The character of such representation is given by $\chi_k (z_1,\ldots,z_N) = \sum\limits_{k_1,\ldots,k_N \geq 0, ~k_1+\ldots+k_N=k} z_1^{k_1}\ldots z_N^{k_N}$. There exists a statement that $\sum\limits_{k=0}^\infty \chi_k(z_1,\ldots,z_N)\omega^k = \prod\limits_{i=1}^\infty \frac{1}{1-z_i\omega}$, but I really stuck with it and have no idea how to prove it. Could anyone show me the proof or give some useful hints?

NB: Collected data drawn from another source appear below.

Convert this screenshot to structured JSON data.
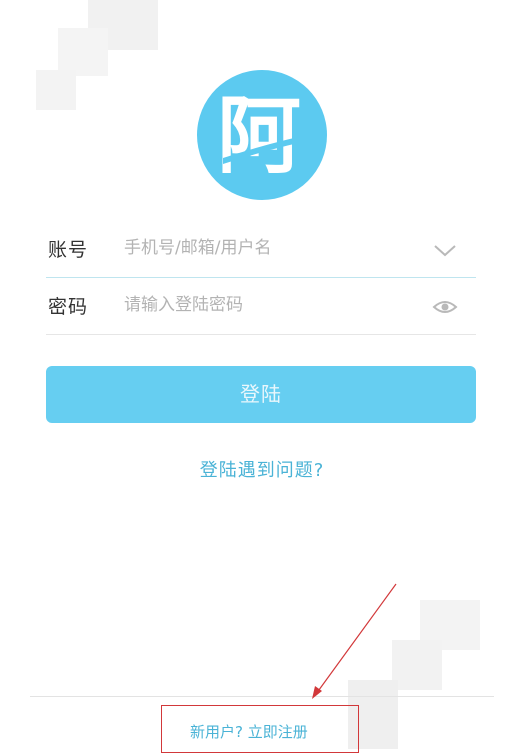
{
  "logo": {
    "glyph": "阿"
  },
  "form": {
    "account": {
      "label": "账号",
      "placeholder": "手机号/邮箱/用户名"
    },
    "password": {
      "label": "密码",
      "placeholder": "请输入登陆密码"
    }
  },
  "login_button": {
    "label": "登陆"
  },
  "help_link": {
    "label": "登陆遇到问题?"
  },
  "register_link": {
    "label": "新用户? 立即注册"
  },
  "colors": {
    "brand": "#5ccaf0",
    "button": "#66cef1",
    "link": "#4ab3d6",
    "annotation": "#d2383a"
  }
}
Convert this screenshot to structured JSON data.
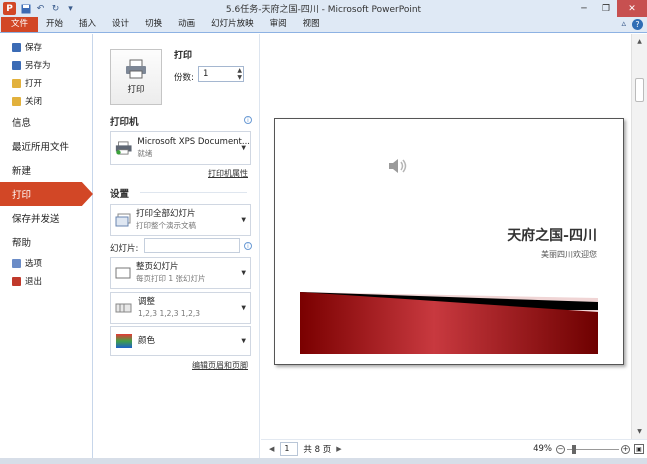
{
  "window": {
    "title": "5.6任务-天府之国-四川  -  Microsoft PowerPoint",
    "app_icon": "P",
    "quick_access": [
      "save-icon",
      "undo-icon",
      "redo-icon",
      "customize-icon"
    ]
  },
  "ribbon": {
    "tabs": [
      "文件",
      "开始",
      "插入",
      "设计",
      "切换",
      "动画",
      "幻灯片放映",
      "审阅",
      "视图"
    ]
  },
  "left_menu": {
    "small_top": [
      {
        "label": "保存",
        "icon": "save-icon",
        "color": "#3b6bb5"
      },
      {
        "label": "另存为",
        "icon": "save-as-icon",
        "color": "#3b6bb5"
      },
      {
        "label": "打开",
        "icon": "open-folder-icon",
        "color": "#e2b13c"
      },
      {
        "label": "关闭",
        "icon": "close-folder-icon",
        "color": "#e2b13c"
      }
    ],
    "big": [
      "信息",
      "最近所用文件",
      "新建",
      "打印",
      "保存并发送",
      "帮助"
    ],
    "selected": "打印",
    "small_bottom": [
      {
        "label": "选项",
        "icon": "options-icon",
        "color": "#6b8cc7"
      },
      {
        "label": "退出",
        "icon": "exit-icon",
        "color": "#c0392b"
      }
    ]
  },
  "print": {
    "button_label": "打印",
    "section_title": "打印",
    "copies_label": "份数:",
    "copies_value": "1",
    "printer_title": "打印机",
    "printer_name": "Microsoft XPS Document...",
    "printer_status": "就绪",
    "printer_props": "打印机属性",
    "settings_title": "设置",
    "range_title": "打印全部幻灯片",
    "range_sub": "打印整个演示文稿",
    "slides_label": "幻灯片:",
    "slides_value": "",
    "layout_title": "整页幻灯片",
    "layout_sub": "每页打印 1 张幻灯片",
    "collate_title": "调整",
    "collate_sub": "1,2,3    1,2,3    1,2,3",
    "color_title": "颜色",
    "header_footer": "编辑页眉和页脚"
  },
  "slide": {
    "title": "天府之国-四川",
    "subtitle": "美丽四川欢迎您"
  },
  "status": {
    "page_value": "1",
    "page_total": "共 8 页",
    "zoom": "49%"
  },
  "colors": {
    "file_tab": "#d24726",
    "ribbon_bg": "#dfe9f5",
    "slide_red": "#8b0000"
  }
}
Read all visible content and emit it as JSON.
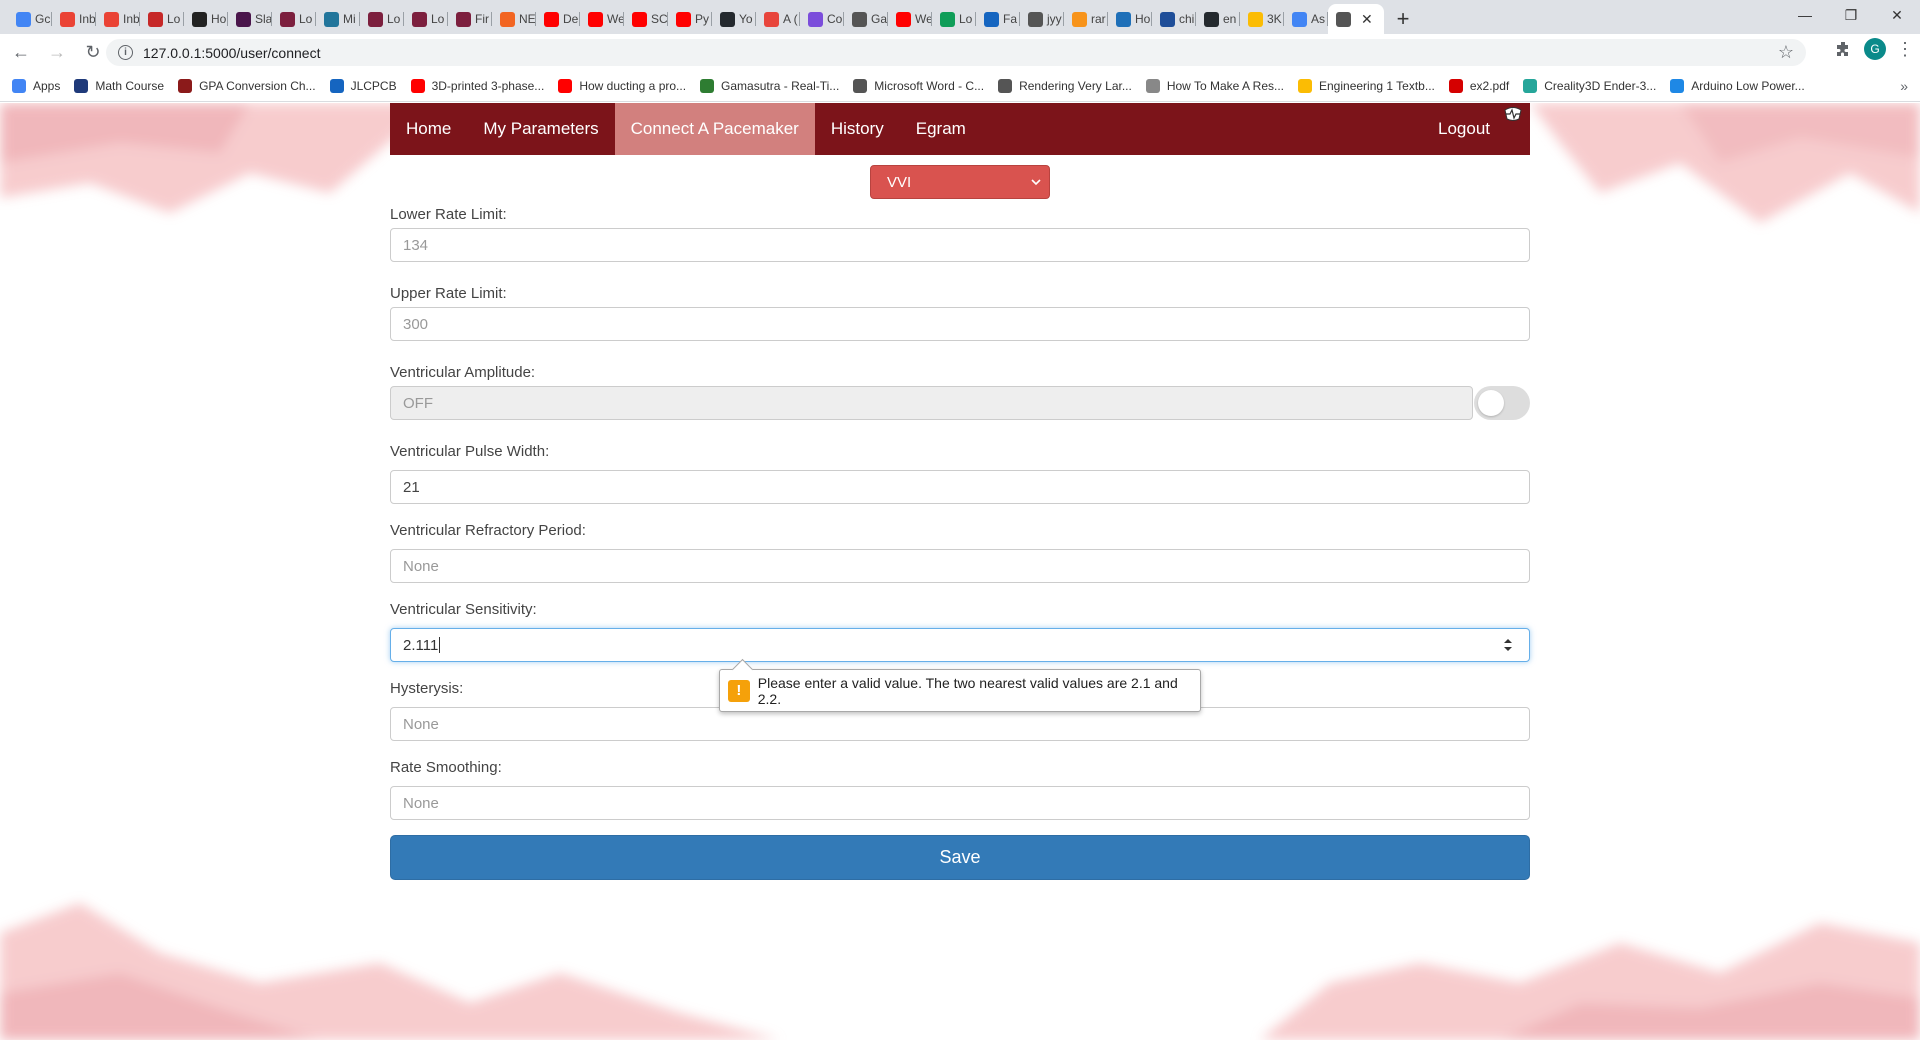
{
  "browser": {
    "tabs": [
      {
        "label": "Gc",
        "icon": "calendar-icon",
        "color": "#4285f4"
      },
      {
        "label": "Inb",
        "icon": "gmail-icon",
        "color": "#ea4335"
      },
      {
        "label": "Inb",
        "icon": "gmail-icon",
        "color": "#ea4335"
      },
      {
        "label": "Lo",
        "icon": "logo-icon",
        "color": "#c62828"
      },
      {
        "label": "Ho",
        "icon": "hex-icon",
        "color": "#222222"
      },
      {
        "label": "Sla",
        "icon": "slack-icon",
        "color": "#4a154b"
      },
      {
        "label": "Lo",
        "icon": "shield-icon",
        "color": "#7c1f3e"
      },
      {
        "label": "Mi",
        "icon": "wordpress-icon",
        "color": "#21759b"
      },
      {
        "label": "Lo",
        "icon": "shield-icon",
        "color": "#7c1f3e"
      },
      {
        "label": "Lo",
        "icon": "shield-icon",
        "color": "#7c1f3e"
      },
      {
        "label": "Fir",
        "icon": "shield-icon",
        "color": "#7c1f3e"
      },
      {
        "label": "NE",
        "icon": "orange-icon",
        "color": "#f26522"
      },
      {
        "label": "De",
        "icon": "youtube-icon",
        "color": "#ff0000"
      },
      {
        "label": "We",
        "icon": "youtube-icon",
        "color": "#ff0000"
      },
      {
        "label": "SC",
        "icon": "youtube-icon",
        "color": "#ff0000"
      },
      {
        "label": "Py",
        "icon": "youtube-icon",
        "color": "#ff0000"
      },
      {
        "label": "Yo",
        "icon": "github-icon",
        "color": "#24292e"
      },
      {
        "label": "A (",
        "icon": "asterisk-icon",
        "color": "#e8453c"
      },
      {
        "label": "Co",
        "icon": "c-icon",
        "color": "#7b4ddb"
      },
      {
        "label": "Ga",
        "icon": "globe-icon",
        "color": "#555555"
      },
      {
        "label": "We",
        "icon": "youtube-icon",
        "color": "#ff0000"
      },
      {
        "label": "Lo",
        "icon": "sheet-icon",
        "color": "#0f9d58"
      },
      {
        "label": "Fa",
        "icon": "book-icon",
        "color": "#1565c0"
      },
      {
        "label": "jyy",
        "icon": "globe-icon",
        "color": "#555555"
      },
      {
        "label": "rar",
        "icon": "bitcoin-icon",
        "color": "#f7931a"
      },
      {
        "label": "Ho",
        "icon": "circle-icon",
        "color": "#1e6fb8"
      },
      {
        "label": "chi",
        "icon": "terminal-icon",
        "color": "#1f4e99"
      },
      {
        "label": "en",
        "icon": "github-icon",
        "color": "#24292e"
      },
      {
        "label": "3K",
        "icon": "drive-icon",
        "color": "#fbbc04"
      },
      {
        "label": "As",
        "icon": "docs-icon",
        "color": "#4285f4"
      },
      {
        "label": "",
        "icon": "globe-icon",
        "color": "#555555",
        "active": true
      }
    ],
    "url": "127.0.0.1:5000/user/connect",
    "profile_initial": "G",
    "bookmarks": [
      {
        "label": "Apps",
        "color": "#4285f4"
      },
      {
        "label": "Math Course",
        "color": "#1f3a7a"
      },
      {
        "label": "GPA Conversion Ch...",
        "color": "#8b1a1a"
      },
      {
        "label": "JLCPCB",
        "color": "#1565c0"
      },
      {
        "label": "3D-printed 3-phase...",
        "color": "#ff0000"
      },
      {
        "label": "How ducting a pro...",
        "color": "#ff0000"
      },
      {
        "label": "Gamasutra - Real-Ti...",
        "color": "#2e7d32"
      },
      {
        "label": "Microsoft Word - C...",
        "color": "#555555"
      },
      {
        "label": "Rendering Very Lar...",
        "color": "#555555"
      },
      {
        "label": "How To Make A Res...",
        "color": "#888888"
      },
      {
        "label": "Engineering 1 Textb...",
        "color": "#fbbc04"
      },
      {
        "label": "ex2.pdf",
        "color": "#d50000"
      },
      {
        "label": "Creality3D Ender-3...",
        "color": "#26a69a"
      },
      {
        "label": "Arduino Low Power...",
        "color": "#1e88e5"
      }
    ]
  },
  "nav": {
    "items": [
      "Home",
      "My Parameters",
      "Connect A Pacemaker",
      "History",
      "Egram"
    ],
    "logout": "Logout",
    "color": "#7c141a",
    "active_color": "#d2807e"
  },
  "mode_select": {
    "value": "VVI",
    "color": "#d9534f"
  },
  "fields": {
    "lower_rate": {
      "label": "Lower Rate Limit:",
      "value": "134"
    },
    "upper_rate": {
      "label": "Upper Rate Limit:",
      "value": "300"
    },
    "v_amplitude": {
      "label": "Ventricular Amplitude:",
      "value": "OFF"
    },
    "v_pulse_width": {
      "label": "Ventricular Pulse Width:",
      "value": "21"
    },
    "v_refractory": {
      "label": "Ventricular Refractory Period:",
      "placeholder": "None"
    },
    "v_sensitivity": {
      "label": "Ventricular Sensitivity:",
      "value": "2.111"
    },
    "hysteresis": {
      "label": "Hysterysis:",
      "placeholder": "None"
    },
    "rate_smoothing": {
      "label": "Rate Smoothing:",
      "placeholder": "None"
    }
  },
  "validation": {
    "message": "Please enter a valid value. The two nearest valid values are 2.1 and 2.2."
  },
  "save": {
    "label": "Save",
    "color": "#337ab7"
  }
}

$\frac{1}{1-\omega z_i} = \sum\limits_{j=1}^\infty (\omega z_i)^{j-1}$ is an infinite sum of geometric progression with the start value equals to $1$ and common ratio $\omega z_i$.
Now suppose we have two polynomials $f$ and $g$, then their product $h$ looks like $h_k = \sum\limits_{i+j=k}f_i g_j$.
Combining this facts we obtain $\prod\limits_{i=1}^\infty \frac{1}{1-z_i\omega} = \sum\limits_{k=0}^\infty (\sum\limits_{k_1+\ldots+k_N=k}z_1^{k_1}\ldots z_N^{k_N})\omega^k = \sum\limits_{k=0}^\infty \chi_k(z_1,\ldots,z_N)\omega^k$.